Il secondo consiglio che mi sento di condividere arriva dall’esperienza di un’altra sorella indiana, sr. Lizzy, che era solita dirci che nell’approccio alla nuova missione prima di tutto dobbiamo guardare e ascoltare attentamente e solo in seguito piano piano inserirci. Ci diceva: ‘Voi potete avere molte idee, ma dovete sacrificare un po’ di voi stesse e prima di tutto cercare di vedere come loro agiscono, cosa pensano, qual è il loro modo di risolvere i problemi…Noi siamo mandate in missione per la gente e con semplicità e umiltà possiamo imparare passo passo dai nostri errori’.

In terzo luogo, penso che il sentimento di appartenenza ad un’altra cultura e ad un altro paese, inizi più di tutto da una determinazione interiore. E’ un lavoro che deve partire da me e deve continuare dentro di me. Per sentirmi parte della comunità, il primo sforzo deve essere fatto dalla mia parte. Nella mia esperienza in Bangladesh ho scoperto come questa attitudine di incoraggiamento e supporto sia caratteristica della cultura bengalese, e questo è un punto che può aiutare molto noi missionari, ma questo da solo non può sostenere la nostra vocazione. La certezza di essere parte del popolo e di essere membro di una nuova famiglia deve iniziare da me, dalla mia scelta di fede.

  • Condividi con noi una frase o una citazione che può sintetizzare ed esprimere il tuo punto di vista o la tua esperienza.

Perché tu sei prezioso ai miei occhi,

sei degno di stima e io ti amo,

io do degli uomini al tuo posto,

e dei popoli in cambio della tua vita.

Non temere, perché io sono con te.

(Is 43,4-5)

Durante il tempo della mia formazione mi sono innamorata di questo passo. Rappresenta la certezza dell’amore di Dio per me. Perfino o specialmente i momenti in cui realizzo i miei errori o le mie debolezze, sono opportunità per apprezzare veramente e appieno l’amore di Dio per me, un amore gratuito e capace di perdono.

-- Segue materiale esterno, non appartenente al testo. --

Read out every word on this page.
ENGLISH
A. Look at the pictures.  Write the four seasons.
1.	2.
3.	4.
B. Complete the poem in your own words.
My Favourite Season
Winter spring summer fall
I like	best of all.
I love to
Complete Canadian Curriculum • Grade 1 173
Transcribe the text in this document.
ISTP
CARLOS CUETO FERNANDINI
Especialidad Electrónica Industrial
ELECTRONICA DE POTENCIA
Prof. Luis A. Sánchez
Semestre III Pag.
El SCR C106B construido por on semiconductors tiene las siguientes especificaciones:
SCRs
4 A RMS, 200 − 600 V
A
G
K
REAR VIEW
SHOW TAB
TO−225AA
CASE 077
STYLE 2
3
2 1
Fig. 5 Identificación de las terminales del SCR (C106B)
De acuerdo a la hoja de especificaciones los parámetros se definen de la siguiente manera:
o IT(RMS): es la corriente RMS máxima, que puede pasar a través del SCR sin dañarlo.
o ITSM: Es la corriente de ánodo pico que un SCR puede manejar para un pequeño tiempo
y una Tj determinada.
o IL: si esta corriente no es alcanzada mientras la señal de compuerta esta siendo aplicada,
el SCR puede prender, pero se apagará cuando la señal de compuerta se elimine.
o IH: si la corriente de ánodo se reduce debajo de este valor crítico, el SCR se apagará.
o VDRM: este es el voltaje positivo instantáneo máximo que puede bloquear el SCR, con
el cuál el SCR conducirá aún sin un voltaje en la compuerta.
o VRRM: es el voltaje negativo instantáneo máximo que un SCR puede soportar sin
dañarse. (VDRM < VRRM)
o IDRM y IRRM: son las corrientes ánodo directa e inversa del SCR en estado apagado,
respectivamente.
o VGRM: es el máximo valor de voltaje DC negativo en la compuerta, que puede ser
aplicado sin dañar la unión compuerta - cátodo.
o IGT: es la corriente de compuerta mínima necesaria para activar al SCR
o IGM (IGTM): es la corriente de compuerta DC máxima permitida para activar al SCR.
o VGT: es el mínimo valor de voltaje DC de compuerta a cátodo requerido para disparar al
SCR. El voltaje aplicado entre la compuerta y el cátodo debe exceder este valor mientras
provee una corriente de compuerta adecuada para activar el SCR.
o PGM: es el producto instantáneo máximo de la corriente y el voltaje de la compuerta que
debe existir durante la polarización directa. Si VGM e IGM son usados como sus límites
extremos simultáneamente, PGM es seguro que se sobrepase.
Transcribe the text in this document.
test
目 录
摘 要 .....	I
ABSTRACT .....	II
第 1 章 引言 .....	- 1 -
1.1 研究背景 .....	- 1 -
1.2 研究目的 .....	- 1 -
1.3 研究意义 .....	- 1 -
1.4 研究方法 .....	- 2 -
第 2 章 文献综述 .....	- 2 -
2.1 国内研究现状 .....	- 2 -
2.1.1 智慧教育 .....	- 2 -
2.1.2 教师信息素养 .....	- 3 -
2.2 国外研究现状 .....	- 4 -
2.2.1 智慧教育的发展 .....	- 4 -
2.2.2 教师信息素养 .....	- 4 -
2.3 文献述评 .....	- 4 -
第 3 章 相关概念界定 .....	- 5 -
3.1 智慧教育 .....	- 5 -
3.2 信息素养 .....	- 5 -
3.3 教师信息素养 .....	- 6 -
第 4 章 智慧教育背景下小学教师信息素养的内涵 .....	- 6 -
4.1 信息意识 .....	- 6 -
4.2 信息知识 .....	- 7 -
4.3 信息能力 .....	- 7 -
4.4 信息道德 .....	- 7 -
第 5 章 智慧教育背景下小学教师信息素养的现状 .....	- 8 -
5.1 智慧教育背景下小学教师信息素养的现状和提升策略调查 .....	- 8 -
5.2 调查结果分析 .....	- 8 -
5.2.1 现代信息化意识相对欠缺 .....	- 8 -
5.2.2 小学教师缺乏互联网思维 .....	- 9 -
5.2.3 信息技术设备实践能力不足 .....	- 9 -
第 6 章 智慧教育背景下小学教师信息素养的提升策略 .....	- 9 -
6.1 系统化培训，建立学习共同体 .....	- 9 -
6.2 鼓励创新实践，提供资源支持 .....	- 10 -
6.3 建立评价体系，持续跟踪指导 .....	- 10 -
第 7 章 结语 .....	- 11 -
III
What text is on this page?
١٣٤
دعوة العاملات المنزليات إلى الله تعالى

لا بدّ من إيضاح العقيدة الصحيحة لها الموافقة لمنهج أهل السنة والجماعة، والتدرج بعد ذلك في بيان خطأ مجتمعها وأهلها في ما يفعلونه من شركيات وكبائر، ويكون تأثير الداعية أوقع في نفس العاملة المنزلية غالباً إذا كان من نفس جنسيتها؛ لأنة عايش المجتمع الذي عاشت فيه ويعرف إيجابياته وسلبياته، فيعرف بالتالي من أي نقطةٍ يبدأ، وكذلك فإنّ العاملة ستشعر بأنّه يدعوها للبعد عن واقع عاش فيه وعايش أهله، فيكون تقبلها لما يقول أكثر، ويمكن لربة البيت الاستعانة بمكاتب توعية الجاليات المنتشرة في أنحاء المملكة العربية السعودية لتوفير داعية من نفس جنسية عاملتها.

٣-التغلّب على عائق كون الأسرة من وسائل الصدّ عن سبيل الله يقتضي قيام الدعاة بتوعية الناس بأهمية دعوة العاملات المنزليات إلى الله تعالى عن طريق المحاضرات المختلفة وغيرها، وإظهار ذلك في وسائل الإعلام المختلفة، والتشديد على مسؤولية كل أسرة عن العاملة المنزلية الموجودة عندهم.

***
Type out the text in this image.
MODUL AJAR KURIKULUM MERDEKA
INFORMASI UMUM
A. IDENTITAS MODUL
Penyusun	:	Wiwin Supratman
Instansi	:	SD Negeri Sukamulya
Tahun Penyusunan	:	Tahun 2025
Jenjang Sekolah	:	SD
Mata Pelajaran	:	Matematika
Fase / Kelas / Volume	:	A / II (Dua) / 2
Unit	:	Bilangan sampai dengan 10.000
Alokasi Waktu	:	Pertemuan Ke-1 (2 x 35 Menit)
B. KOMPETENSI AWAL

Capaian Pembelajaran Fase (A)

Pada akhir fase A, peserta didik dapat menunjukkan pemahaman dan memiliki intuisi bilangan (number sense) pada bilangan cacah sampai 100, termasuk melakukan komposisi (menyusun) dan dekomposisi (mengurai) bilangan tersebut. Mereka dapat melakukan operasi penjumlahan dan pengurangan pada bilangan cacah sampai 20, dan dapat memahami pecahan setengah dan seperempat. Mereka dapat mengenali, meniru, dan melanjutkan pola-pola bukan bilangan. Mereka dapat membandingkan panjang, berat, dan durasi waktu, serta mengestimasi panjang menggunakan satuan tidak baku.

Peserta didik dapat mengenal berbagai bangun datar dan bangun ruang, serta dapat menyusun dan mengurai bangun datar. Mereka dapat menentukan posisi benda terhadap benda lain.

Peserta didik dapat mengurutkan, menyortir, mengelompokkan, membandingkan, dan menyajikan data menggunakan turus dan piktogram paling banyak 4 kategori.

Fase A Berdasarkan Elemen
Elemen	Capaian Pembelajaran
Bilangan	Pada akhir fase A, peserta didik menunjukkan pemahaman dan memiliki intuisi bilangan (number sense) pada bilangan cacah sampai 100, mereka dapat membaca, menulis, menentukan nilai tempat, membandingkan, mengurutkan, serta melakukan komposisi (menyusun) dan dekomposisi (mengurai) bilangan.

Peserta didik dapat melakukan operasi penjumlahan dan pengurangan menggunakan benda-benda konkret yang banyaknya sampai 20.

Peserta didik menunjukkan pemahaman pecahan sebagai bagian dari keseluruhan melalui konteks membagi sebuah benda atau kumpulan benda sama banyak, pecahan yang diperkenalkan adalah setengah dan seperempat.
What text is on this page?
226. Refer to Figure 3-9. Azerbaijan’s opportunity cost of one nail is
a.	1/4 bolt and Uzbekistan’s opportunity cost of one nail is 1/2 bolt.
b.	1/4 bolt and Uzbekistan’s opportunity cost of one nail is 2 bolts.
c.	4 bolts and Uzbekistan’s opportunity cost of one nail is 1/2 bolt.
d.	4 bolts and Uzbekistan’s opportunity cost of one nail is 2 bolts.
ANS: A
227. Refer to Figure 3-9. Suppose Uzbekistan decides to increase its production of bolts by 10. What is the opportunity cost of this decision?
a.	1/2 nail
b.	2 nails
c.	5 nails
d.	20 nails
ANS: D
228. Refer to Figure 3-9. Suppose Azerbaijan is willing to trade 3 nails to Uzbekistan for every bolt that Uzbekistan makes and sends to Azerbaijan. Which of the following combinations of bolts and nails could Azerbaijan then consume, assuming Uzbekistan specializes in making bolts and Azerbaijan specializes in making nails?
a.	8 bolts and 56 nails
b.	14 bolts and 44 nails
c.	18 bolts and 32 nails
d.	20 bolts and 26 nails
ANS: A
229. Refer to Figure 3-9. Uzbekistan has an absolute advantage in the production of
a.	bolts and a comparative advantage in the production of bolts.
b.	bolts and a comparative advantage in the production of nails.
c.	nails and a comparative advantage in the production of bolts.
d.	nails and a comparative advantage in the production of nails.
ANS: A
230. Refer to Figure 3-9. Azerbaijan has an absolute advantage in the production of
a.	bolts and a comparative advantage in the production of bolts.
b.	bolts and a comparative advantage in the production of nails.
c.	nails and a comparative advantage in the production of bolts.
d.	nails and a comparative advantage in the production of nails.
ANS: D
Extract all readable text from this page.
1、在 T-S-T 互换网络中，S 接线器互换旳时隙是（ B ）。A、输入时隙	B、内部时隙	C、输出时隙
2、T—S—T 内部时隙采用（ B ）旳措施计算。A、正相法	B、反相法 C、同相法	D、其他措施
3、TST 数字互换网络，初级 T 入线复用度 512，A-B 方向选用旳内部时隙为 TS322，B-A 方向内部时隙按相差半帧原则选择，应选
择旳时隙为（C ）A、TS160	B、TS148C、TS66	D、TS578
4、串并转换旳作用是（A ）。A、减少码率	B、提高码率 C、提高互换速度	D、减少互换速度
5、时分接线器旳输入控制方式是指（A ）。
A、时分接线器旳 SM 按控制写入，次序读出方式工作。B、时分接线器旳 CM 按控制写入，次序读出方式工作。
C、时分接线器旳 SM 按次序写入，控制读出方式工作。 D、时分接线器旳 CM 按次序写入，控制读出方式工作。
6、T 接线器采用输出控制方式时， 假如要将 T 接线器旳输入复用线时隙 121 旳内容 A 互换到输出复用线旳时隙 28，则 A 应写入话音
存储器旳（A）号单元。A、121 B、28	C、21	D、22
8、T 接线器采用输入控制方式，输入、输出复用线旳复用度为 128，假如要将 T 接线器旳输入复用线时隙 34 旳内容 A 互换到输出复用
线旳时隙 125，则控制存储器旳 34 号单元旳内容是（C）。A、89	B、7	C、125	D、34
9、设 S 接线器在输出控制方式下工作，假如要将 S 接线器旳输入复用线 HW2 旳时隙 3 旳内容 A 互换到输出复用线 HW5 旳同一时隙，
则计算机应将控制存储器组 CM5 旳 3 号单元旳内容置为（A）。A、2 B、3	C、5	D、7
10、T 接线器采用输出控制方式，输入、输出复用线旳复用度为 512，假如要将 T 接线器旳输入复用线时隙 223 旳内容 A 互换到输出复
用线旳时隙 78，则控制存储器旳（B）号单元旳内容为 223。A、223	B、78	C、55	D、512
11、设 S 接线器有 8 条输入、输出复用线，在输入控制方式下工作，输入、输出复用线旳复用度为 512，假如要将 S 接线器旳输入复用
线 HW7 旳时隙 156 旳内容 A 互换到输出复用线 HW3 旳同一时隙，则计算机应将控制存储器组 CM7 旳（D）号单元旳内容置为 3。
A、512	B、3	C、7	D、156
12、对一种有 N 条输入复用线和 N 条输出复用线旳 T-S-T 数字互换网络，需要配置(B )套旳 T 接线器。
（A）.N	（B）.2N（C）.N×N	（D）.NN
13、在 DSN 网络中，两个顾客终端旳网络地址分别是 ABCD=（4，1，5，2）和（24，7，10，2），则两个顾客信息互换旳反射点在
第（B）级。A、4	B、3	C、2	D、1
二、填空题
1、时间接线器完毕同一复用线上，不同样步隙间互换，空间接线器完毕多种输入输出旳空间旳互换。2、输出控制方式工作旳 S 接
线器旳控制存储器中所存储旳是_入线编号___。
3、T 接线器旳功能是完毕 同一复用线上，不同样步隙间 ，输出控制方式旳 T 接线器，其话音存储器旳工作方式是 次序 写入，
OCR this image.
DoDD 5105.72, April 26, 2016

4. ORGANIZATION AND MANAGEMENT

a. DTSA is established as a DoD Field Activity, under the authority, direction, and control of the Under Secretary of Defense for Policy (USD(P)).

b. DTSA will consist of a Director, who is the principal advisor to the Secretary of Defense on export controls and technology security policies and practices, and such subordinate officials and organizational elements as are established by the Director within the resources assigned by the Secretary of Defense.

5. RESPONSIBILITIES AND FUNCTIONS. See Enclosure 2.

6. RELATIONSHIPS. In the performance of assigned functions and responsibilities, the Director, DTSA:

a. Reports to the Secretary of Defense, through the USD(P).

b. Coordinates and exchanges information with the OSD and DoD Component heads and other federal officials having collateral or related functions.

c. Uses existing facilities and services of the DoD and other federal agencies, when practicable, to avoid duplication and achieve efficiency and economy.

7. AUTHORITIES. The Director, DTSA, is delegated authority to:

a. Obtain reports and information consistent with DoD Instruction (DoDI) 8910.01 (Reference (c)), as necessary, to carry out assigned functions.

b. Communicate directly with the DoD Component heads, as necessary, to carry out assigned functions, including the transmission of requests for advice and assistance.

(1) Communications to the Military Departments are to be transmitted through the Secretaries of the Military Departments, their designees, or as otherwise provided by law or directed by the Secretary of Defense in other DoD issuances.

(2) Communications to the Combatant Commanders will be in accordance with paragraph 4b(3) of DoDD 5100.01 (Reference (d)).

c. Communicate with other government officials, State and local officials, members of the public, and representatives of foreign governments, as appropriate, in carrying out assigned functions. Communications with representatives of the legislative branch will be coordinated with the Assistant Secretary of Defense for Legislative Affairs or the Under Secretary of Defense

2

  • Raccontaci un episodio o un fatto che in questi anni di inculturazione è stato importante per te per capire e inserirti nella nuova cultura.

Il contatto e la relazione con i pazienti sono il centro della mia attività come infermiera. Molte volte quando sono con loro per le medicazioni, o per i medicinali, o per i pasti, cerco di parlare con loro per esprimere la mia cura, cercando di dare anche loro spazio per parlare e condividere. Un giorno è successo che un paziente mi dicesse: ‘sister, è molto bello ascoltarti, posso farti una domanda?’. Poi, guardando e indicando con il dito una immagine di Gesù che abbiamo sulla mensola mi ha chiesto: ‘Lui chi è?’. In un attimo mi sono sentita gelare. Viviamo in un paese musulmano, lavoriamo nel nome di Gesù e viviamo tutto per lui, anche se non possiamo neanche parlare di lui. Non è una cosa comune ricevere una domanda come questa. Ho avuto il coraggio e la grazia di rispondere: ‘Questo è il nostro Dio, noi crediamo in Lui e abbiamo collocato questa immagine qui perché possa guardare anche voi, sentirci, percepire i vostri bisogni e le vostre necessità. Il paziente subito dopo mi ha chiesto di pregare insieme allora, come lui era solito vederci fare al mattino, insieme allo staff dell’ospedale, e in quel momento abbiamo pregato insieme. Sono grata a Dio per questa piccola esperienza, perché mi aiuta sempre a ricordare che la mia vita è la prima proclamazione di Gesù e la prima testimonianza del suo amore verso gli altri.